6. Similarly, large scale investments in grid infrastructure to move carbon free energy around nationally are increasingly questionable. We already have an under-utilised existing energy grid in the gas transportation network. Flexible local gas and electric adjustments, and investments necessary to pay for them, would cost far less than an entirely new electric grid infrastructure, while having the benefit of being less visually intrusive.
7. In these respects, fear of a lock-in to gas have been overstated by other energy actors. Investment in smaller CCGT distributed generation would be far smaller, and could be paid off in years, not decades. If, as seems inevitable, improvements in energy storage and other technology arrive on the scene, there will not be huge gas related investments blocking their path, and certainly not any publicly funded or those based on consumer subsidies.
8. What we need to understand is that the future has not yet arrived and we need to use gas in the short term (up to 2030) simply because there are no other physically feasible alternatives, at any price, available today.
9. Predictions are difficult, especially about the future as the old saying goes. But it is vital we have predictions based on today’s reality, not wishful thinking over technologies that simply don’t exist at scale presently.
10. The perfect 100% zero carbon free future should not be made the enemy of the merely good natural gas present.
Should the UK consider setting up a wealth fund with the tax revenue from shale gas?
I suggest that it may be premature to do so at this time, although the fact the question can be seriously asked is encouraging in itself.
I suggest that whatever the revenues may be, any fund should contain four key earmarks:
1. A portion of the funds be set aside to compensate local communities for disruption, similar to recent proposals to compensate areas affected by wind turbines.
2. Part of the revenues should be set aside for a national or EU program for R+D in no/low carbon alternatives
3. Investment in insulation/efficiency for the domestic heating sector
4. Possible pump-priming for the development of a vehicle fueling sector
The first two should be a long term component, and the second two would need to be for less than ten years.
What is the potential impact on climate change objectives of greater use of shale gas?
1. Evidence from North America suggests that the replacement of coal with natural gas is accelerating and likely to be permanent.

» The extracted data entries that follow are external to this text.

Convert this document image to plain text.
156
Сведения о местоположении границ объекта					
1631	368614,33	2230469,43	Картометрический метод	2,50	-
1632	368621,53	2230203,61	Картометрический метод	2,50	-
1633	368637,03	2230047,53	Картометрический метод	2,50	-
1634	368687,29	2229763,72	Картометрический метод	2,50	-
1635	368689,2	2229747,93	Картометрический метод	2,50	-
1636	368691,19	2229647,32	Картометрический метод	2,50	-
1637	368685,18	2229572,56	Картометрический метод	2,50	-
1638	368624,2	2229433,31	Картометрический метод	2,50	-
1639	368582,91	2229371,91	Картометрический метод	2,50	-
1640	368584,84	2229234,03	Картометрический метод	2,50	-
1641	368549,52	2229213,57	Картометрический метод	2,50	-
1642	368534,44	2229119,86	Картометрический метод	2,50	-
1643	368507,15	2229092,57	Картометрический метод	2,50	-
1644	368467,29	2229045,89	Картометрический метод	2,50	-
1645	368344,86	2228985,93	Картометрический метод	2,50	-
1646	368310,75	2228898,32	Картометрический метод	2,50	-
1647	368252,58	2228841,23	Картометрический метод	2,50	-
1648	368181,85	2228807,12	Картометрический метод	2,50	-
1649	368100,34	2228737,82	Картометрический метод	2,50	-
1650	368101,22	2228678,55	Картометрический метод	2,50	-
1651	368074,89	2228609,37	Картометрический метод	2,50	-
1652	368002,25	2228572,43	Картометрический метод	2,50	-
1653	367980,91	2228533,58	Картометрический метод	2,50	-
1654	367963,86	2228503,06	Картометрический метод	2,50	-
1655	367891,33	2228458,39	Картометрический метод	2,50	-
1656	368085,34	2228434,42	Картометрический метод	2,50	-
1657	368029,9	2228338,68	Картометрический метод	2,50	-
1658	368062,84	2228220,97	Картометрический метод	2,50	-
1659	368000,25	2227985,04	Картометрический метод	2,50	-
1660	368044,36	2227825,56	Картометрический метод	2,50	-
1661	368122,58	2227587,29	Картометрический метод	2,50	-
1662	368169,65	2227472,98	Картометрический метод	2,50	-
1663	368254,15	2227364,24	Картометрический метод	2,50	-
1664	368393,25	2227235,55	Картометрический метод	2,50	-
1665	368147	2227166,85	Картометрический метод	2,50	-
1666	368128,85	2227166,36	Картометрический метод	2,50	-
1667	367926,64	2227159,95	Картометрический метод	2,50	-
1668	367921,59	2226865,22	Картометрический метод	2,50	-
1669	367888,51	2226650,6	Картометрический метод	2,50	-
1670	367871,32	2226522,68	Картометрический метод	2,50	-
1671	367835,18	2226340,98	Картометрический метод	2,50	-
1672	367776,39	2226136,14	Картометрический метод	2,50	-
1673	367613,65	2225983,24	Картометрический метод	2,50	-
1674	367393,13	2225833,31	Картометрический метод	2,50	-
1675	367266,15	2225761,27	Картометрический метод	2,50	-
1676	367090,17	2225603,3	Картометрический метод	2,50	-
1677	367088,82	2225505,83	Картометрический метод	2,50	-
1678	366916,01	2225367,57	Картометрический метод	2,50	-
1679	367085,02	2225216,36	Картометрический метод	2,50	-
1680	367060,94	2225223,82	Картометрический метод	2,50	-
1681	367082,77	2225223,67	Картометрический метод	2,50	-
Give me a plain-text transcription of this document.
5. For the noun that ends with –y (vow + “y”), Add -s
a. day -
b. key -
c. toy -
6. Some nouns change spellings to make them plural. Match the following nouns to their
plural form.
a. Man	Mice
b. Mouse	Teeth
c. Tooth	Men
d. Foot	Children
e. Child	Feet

2. The development of natural gas vehicles in trucking and marine shipping can also provide a low carbon alternative where absolutely no alternatives have been considered until now. NGVs are a win for energy security, energy prices and the environment. Electrification of trucking is physically impossible. Replacement of bunker fuel with LNG powered shipping is another easy win in a sector where, short of a return to the age of sail, no alternative presently exists.
3. What needs to be studied is the possibility of replacing coal generation on a global basis and what consequences that would have on UK targets. If China and other developing economies do so through gas and not coal, then this makes the need for UK/EU targets to be adjusted accordingly.
4. In turn we may also find that use of natural gas in generation and coal provides a way of meeting short term CO2 level targets, at which point we will need to study 2050 reality from viewpoint of 2025
5. Finally, we have to realise carbon reduction is a global issue and what the UK does or not do is entirely meaningless on a global scale while potentially very damaging in economic terms on the national.
6. If the United Kingdom chooses to continue to have the ostrich approach that concentrates subsidising other generation technologies, the repercussions are made even greater from foregoing the economic benefits that shale gas can provide.
7. If the rest of the world follows the path towards “A Golden Age of Gas” as the International Energy Agency has described, then predictions from some quarters of a booming UK Green Energy economy would be entirely fantastical.